The Reparative Futures of Education (REPAIR-ED) research project is awarding two fully-funded doctoral scholarships based within Oxford University’s Department of Education.

The REPAIR-ED project involves working with primary school-communities in the city of Bristol to examine the features and mechanisms of structural inequities in education. The project will use its empirical findings to facilitate dialogues with stakeholders (schools, their communities, policy-actors and the broader public) to explore how reparative justice in education might be conceptualised and enacted. It is motivated by the overarching question: what does reparation in education look like?
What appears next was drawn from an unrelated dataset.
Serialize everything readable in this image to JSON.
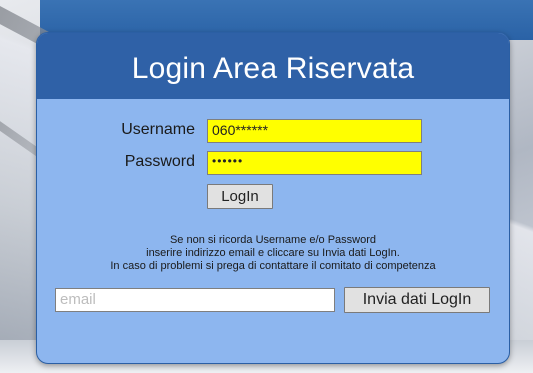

More information about the conceptual premise of the REPAIR-ED project can be read in the following (open access) paper: Arathi Sriprakash (2022) Reparations: theorising just futures of education, Discourse: Studies in the Cultural Politics of Education.

The focus of the two PhD projects will be on Bristol primary school children’s experiences and conceptualisations of educational injustice and its repair. How do children make sense of past and present injustices in schooling and how do they conceptualise educational justice for future children?

The PhD students will be encouraged to design and conduct an original study addressing this question, following their methodological interests and engagement with existing literature. There is significant scope for creativity and theoretical exploration. For example, perhaps the research could focus on the theme of intergenerational repair – exploring if and how children understand themselves as members of what Annette Baier calls a cross-generational community: ‘a community of beings who look before and after, who interpret the past in light of the present, who see the future as growing out of the past, who see themselves as members of enduring families, nations, cultures, traditions’. What would this intergenerational perspective offer futures of education? Or perhaps the research could focus on the multiple temporalities of structural injustice in education that children navigate, both its immediate and long-run forms – for instance the long histories of racial capitalism that structure children’s experiences in schools as well as the immediate effects of racial exclusion. How do different understandings of reparative redress emerge from such multiple temporalities of educational injustice?

The PhD students will be encouraged to explore creative and collaborative methods such as digital storytelling, sonic geographies, or community arts-based methodologies (to name just a few), in order to explore the affective and embodied dimensions of injustice and to contribute new methodological insights into participatory research with children. The projects will offer a major source of knowledge on children’s theorising of education injustice and its possible redress.

The PhD students will be supervised by Professor Arathi Sriprakash and will work closely with the REPAIR-ED project team. They will also be encouraged to take active part in the lively academic cultures of the Department and University.  The PhD students will need to be in a position to spend time in the second year undertaking fieldwork in Bristol as part of the project. An additional supervisor will be named following application based on the focus and/or approach of the work being proposed.

The successful applicants will be able to demonstrate an understanding of the themes of reparation and reparative justice as they relate to the English education system and specifically to primary-school children. Knowledge of social research methods relevant to working with children and/or in education settings is also essential.

The scholarship will fund tuition fees at the Home rate plus a maintenance allowance equivalent to the UKRI doctoral stipend (£18,622 for 2023/2024) for up to three years. Students with overseas fee status should be advised that they would need to fund the remainder of their fees from alternative sources. The Reparative Futures of Education project is funded by the UKRI Frontier Research programme.


How to apply

To apply for the scholarship, you must submit an application to study for a DPhil in Education at the University of Oxford by Friday 5 January 2024.

Applications will be assessed as part of the applicant pool for the Department of Education. On the application form, please indicate at the appropriate sections that you wish to be considered for the ‘Reparative Futures of Education Scholarship’ by

  • listing Professor Arathi Sriprakash as the ‘Proposed Supervisor’

and

  • typing in the code EDUC-2024/25 in the Funding section of the application form (screenshot below). More than one code can be entered if you are applying for more than one studentship or scholarship that requires a code to be entered.

Your research proposal should follow all the guidelines on the university admissions page (https://www.ox.ac.uk/admissions/graduate/courses/dphil-education), plus it should also provide:

  • An explanation of how your understanding of the themes of reparation/reparative justice/ reparative futures will inform and benefit your research;
  • An explanation of how you will work in creative, ethical and participatory ways with children.